Réorganisation, by Chéri Samba, 2002
Congo Art Works
Hello! We (my better half and I) are thinking about traveling to Kinshasa next year for a first acquaintance with the local Congolese culture. Our ultimate destination is Goma (North Kivu), but because of the political conflicts and the violence it’s better to wait a few more years. In the mean time, I try to expand my knowledge about the history of this country, including the colonial period. With this in mind, you can understand why I wouldn’t miss an exhibition about Congolese art in Brussels 😉 .
Congo Art Works is curated by the Congolese artist Sammy Baloji and the Flemish anthropologist Bambi Ceuppens. It’s a collaboration between Bozar, who is hosting the expo, and the Royal Museum for Central Africa in Tervuren. In the first picture we see a painting made by Chéri Samba that was commissioned by the Royal Museum for Central Africa. The museum is currently closed for the public because they are renovating, and that’s a great time to rethink the way Congo should be presented to the visitors. So far, there was a rather paternalistic vision behind the museum collection. As a visitor, it gave you the idea that Congo was all about nature and that culture was brought there by Western countries. Now, we are more and more aware that Congo had and still has its own unique culture.
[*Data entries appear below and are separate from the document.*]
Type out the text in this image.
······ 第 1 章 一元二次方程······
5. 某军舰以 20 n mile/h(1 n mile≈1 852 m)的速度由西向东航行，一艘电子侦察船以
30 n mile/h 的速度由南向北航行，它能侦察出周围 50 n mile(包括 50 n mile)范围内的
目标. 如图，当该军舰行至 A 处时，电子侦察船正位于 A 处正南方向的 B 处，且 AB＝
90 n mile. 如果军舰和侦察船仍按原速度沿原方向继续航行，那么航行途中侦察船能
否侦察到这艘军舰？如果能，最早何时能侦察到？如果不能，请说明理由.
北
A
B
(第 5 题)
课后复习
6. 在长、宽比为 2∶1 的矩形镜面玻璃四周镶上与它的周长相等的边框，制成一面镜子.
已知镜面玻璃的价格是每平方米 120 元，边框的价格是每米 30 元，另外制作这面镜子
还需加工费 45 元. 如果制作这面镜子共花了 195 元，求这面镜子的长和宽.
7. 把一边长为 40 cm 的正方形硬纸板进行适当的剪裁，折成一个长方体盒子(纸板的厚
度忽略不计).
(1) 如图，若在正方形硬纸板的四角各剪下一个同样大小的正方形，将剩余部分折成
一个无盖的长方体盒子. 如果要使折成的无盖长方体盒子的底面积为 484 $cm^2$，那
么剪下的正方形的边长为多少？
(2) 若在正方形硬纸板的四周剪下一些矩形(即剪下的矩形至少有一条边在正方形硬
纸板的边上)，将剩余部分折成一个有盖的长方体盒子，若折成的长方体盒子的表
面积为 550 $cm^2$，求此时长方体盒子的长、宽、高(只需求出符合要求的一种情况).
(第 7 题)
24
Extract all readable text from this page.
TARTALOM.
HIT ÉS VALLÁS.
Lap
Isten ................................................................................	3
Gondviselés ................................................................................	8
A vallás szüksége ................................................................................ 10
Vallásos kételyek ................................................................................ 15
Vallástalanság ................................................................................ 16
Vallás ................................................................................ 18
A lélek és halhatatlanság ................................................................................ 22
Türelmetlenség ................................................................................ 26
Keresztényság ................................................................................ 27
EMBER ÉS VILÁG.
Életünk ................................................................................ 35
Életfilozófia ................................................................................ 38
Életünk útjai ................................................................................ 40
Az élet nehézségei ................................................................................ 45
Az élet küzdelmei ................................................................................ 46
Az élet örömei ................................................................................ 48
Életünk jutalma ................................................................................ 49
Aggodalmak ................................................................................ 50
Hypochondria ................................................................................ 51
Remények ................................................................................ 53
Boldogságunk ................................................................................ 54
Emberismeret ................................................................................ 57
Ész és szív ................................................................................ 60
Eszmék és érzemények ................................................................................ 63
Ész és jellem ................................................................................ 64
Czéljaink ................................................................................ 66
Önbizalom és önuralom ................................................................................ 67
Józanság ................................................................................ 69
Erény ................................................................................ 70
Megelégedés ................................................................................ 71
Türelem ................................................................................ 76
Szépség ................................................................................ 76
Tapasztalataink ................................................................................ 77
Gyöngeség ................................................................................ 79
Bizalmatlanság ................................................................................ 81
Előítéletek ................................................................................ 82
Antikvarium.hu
Especially the younger generation of Belgian and Congolese citizens are making this change happen, although it’s a long process. In 2013, the museum in Tervuren bought a collection of 2000 paintings, photographs and objects from the Polish professor Bogumil Jewiewicki. The curators show us a selection of this ‘new’ collection in Bozar. At first, when you see these paintings, you see all the bright colors, as if you are about to see something joyful. But if you pay attention you realize quite fast that that isn’t the case.